Every now and then, though, they can really knock your socks off. That's what happened in both 1998 and 2004, when the Boötids erupted at a rate of 50-100 visible meteors per hour. Prior to that, they hadn't flared up since the 1920s. Astronomers still don't know precisely why the rate of the Boötids varies so wildly.
Like the other annual meteor showers, the Boötids are a result of the Earth's orbit intersecting with the debris trail left behind by an orbiting comet. In this case, the comet is the inelegantly named 7P/Pons–Winnecke, a three-mile wide hunk of ice and dust that goes around the Sun about once every 6 1/4 years. When those tiny flecks of debris hit the Earth's upper atmosphere, they are consumed in a flash of heat. Sometimes, that flash is bright enough that we can see it from the ground,
In addition to their scarcity, another signature characteristic of the Boötids is that they typically enter the atmosphere more slowly than most meteors. When they appear, the most spectacular Boötids can linger in the sky for two or three seconds, unlike the blink-and-you'll-miss-it appearances of most "shooting stars."
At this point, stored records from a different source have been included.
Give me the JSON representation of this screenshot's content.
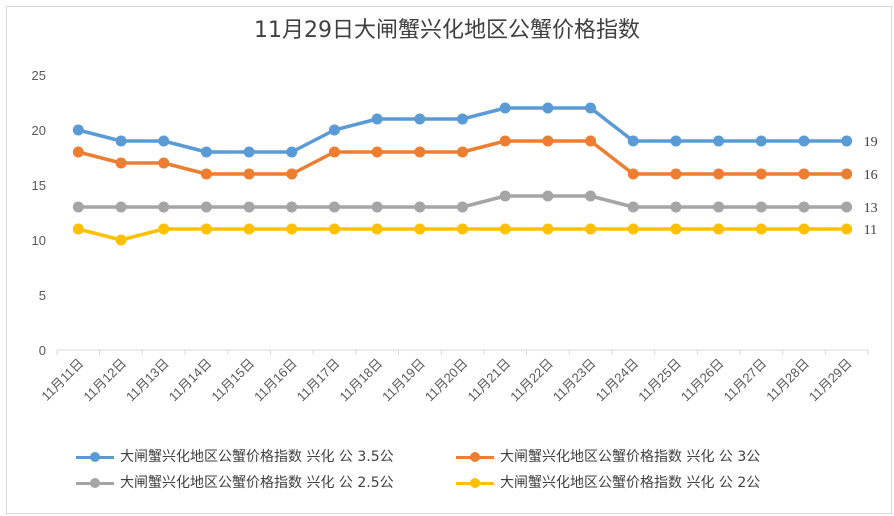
{
  "chart_data": {
    "type": "line",
    "title": "11月29日大闸蟹兴化地区公蟹价格指数",
    "categories": [
      "11月11日",
      "11月12日",
      "11月13日",
      "11月14日",
      "11月15日",
      "11月16日",
      "11月17日",
      "11月18日",
      "11月19日",
      "11月20日",
      "11月21日",
      "11月22日",
      "11月23日",
      "11月24日",
      "11月25日",
      "11月26日",
      "11月27日",
      "11月28日",
      "11月29日"
    ],
    "ylim": [
      0,
      25
    ],
    "yticks": [
      0,
      5,
      10,
      15,
      20,
      25
    ],
    "grid": false,
    "legend_position": "bottom",
    "series": [
      {
        "name": "大闸蟹兴化地区公蟹价格指数 兴化 公 3.5公",
        "color": "#5b9bd5",
        "values": [
          20,
          19,
          19,
          18,
          18,
          18,
          20,
          21,
          21,
          21,
          22,
          22,
          22,
          19,
          19,
          19,
          19,
          19,
          19
        ],
        "end_label": "19"
      },
      {
        "name": "大闸蟹兴化地区公蟹价格指数 兴化 公 3公",
        "color": "#ed7d31",
        "values": [
          18,
          17,
          17,
          16,
          16,
          16,
          18,
          18,
          18,
          18,
          19,
          19,
          19,
          16,
          16,
          16,
          16,
          16,
          16
        ],
        "end_label": "16"
      },
      {
        "name": "大闸蟹兴化地区公蟹价格指数 兴化 公 2.5公",
        "color": "#a5a5a5",
        "values": [
          13,
          13,
          13,
          13,
          13,
          13,
          13,
          13,
          13,
          13,
          14,
          14,
          14,
          13,
          13,
          13,
          13,
          13,
          13
        ],
        "end_label": "13"
      },
      {
        "name": "大闸蟹兴化地区公蟹价格指数 兴化 公 2公",
        "color": "#ffc000",
        "values": [
          11,
          10,
          11,
          11,
          11,
          11,
          11,
          11,
          11,
          11,
          11,
          11,
          11,
          11,
          11,
          11,
          11,
          11,
          11
        ],
        "end_label": "11"
      }
    ]
  }
}
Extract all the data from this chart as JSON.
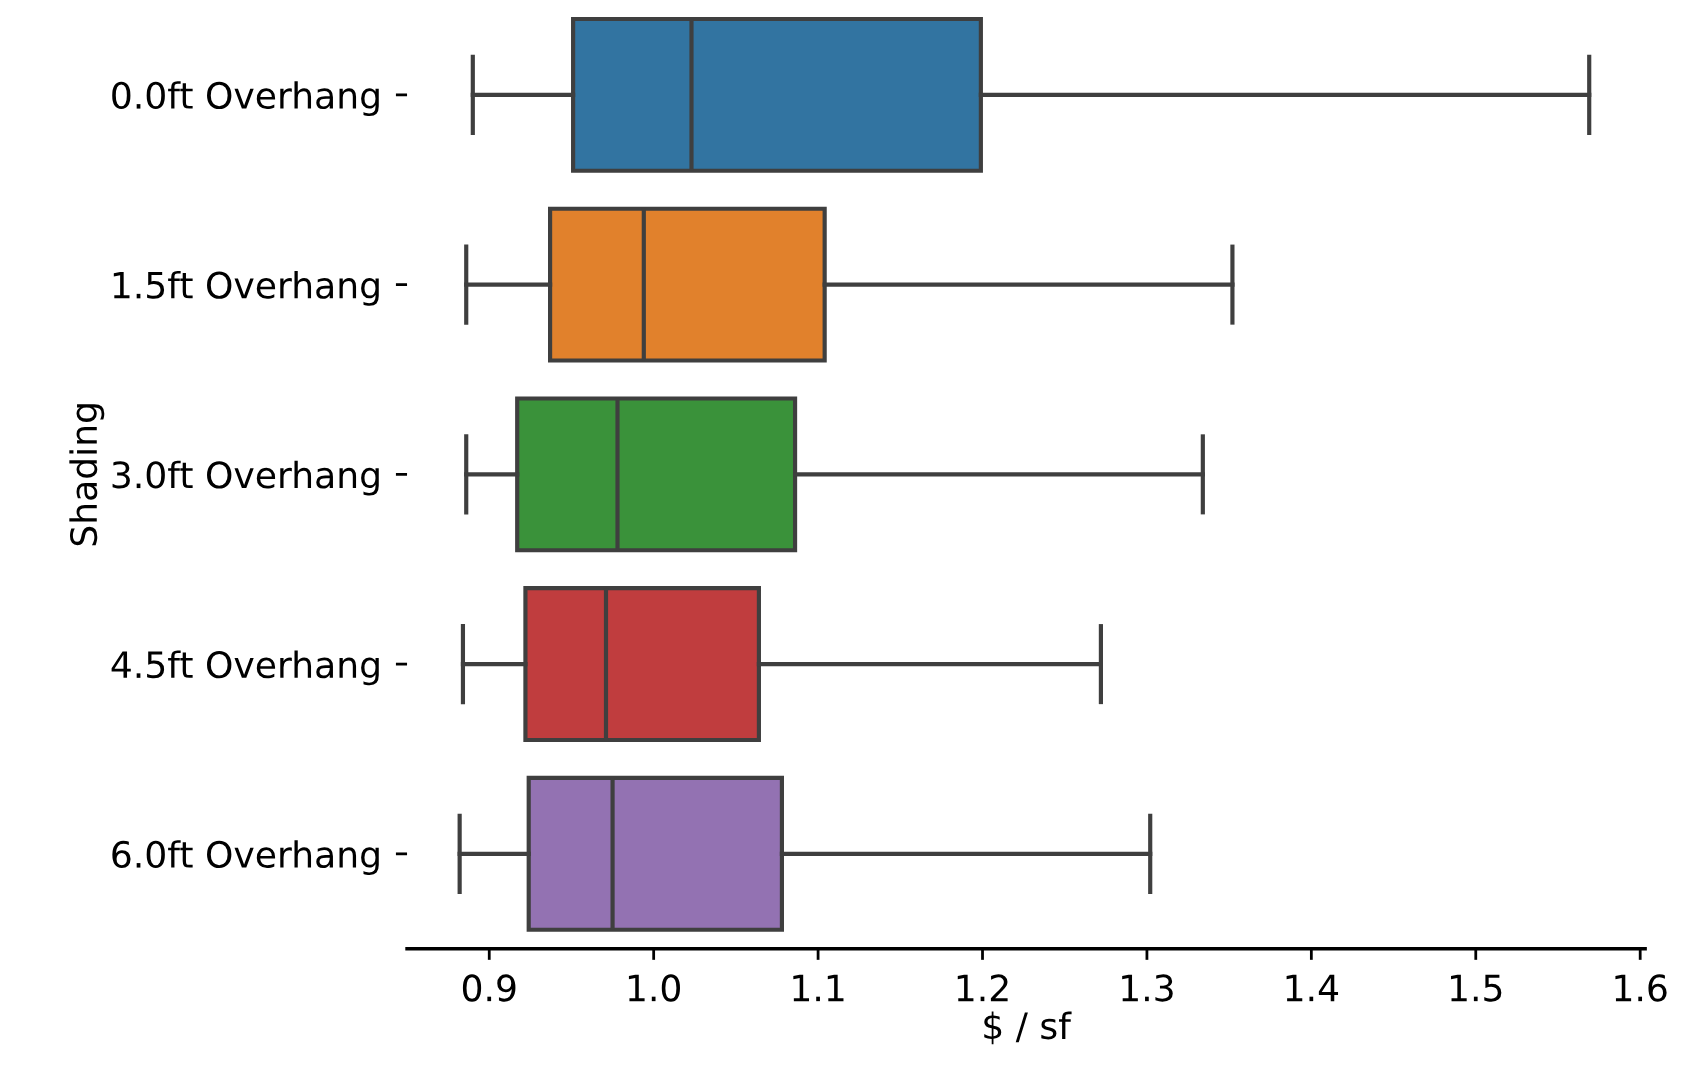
{
  "chart_data": {
    "type": "box",
    "orientation": "horizontal",
    "xlabel": "$ / sf",
    "ylabel": "Shading",
    "categories": [
      "0.0ft Overhang",
      "1.5ft Overhang",
      "3.0ft Overhang",
      "4.5ft Overhang",
      "6.0ft Overhang"
    ],
    "colors": [
      "#3274a1",
      "#e1812c",
      "#3a923a",
      "#c03d3e",
      "#9372b2"
    ],
    "boxes": [
      {
        "low": 0.89,
        "q1": 0.951,
        "median": 1.023,
        "q3": 1.199,
        "high": 1.569
      },
      {
        "low": 0.886,
        "q1": 0.937,
        "median": 0.994,
        "q3": 1.104,
        "high": 1.352
      },
      {
        "low": 0.886,
        "q1": 0.917,
        "median": 0.978,
        "q3": 1.086,
        "high": 1.334
      },
      {
        "low": 0.884,
        "q1": 0.922,
        "median": 0.971,
        "q3": 1.064,
        "high": 1.272
      },
      {
        "low": 0.882,
        "q1": 0.924,
        "median": 0.975,
        "q3": 1.078,
        "high": 1.302
      }
    ],
    "xlim": [
      0.85,
      1.603
    ],
    "xticks": [
      0.9,
      {
        "value": 1.0,
        "label": "1.0"
      },
      1.1,
      1.2,
      1.3,
      1.4,
      1.5,
      1.6
    ],
    "grid": false,
    "legend": false
  }
}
Some astronomers expect this year's Boötids to be another snoozer, but the fact that the waxing half-moon will be fairly low in the western sky by midnight means that arriving meteors won't have to compete with quite so much moonlight to be visible to the naked eye.
To look for the Boötids, find the constellation Ursa Major—The Big Dipper—in the northern sky. Follow the Dipper's "handle" out to its end star, Alkaid (Arabic for "the leader"). If you continue following the handle's imaginary curve past Alkaid, you'll arrive at Arcturus in Boötes. Generally, the Boötids will show up in the area of the sky between these two stars (see the illustration above).
So spritz yourself with a bit of mosquito repellent, grab a loved one (and perhaps a cold one), and spend an hour under the stars before bed tonight. At worst, you'll get in some quality time outdoors on what ought to be a beautiful evening. And we might just get lucky.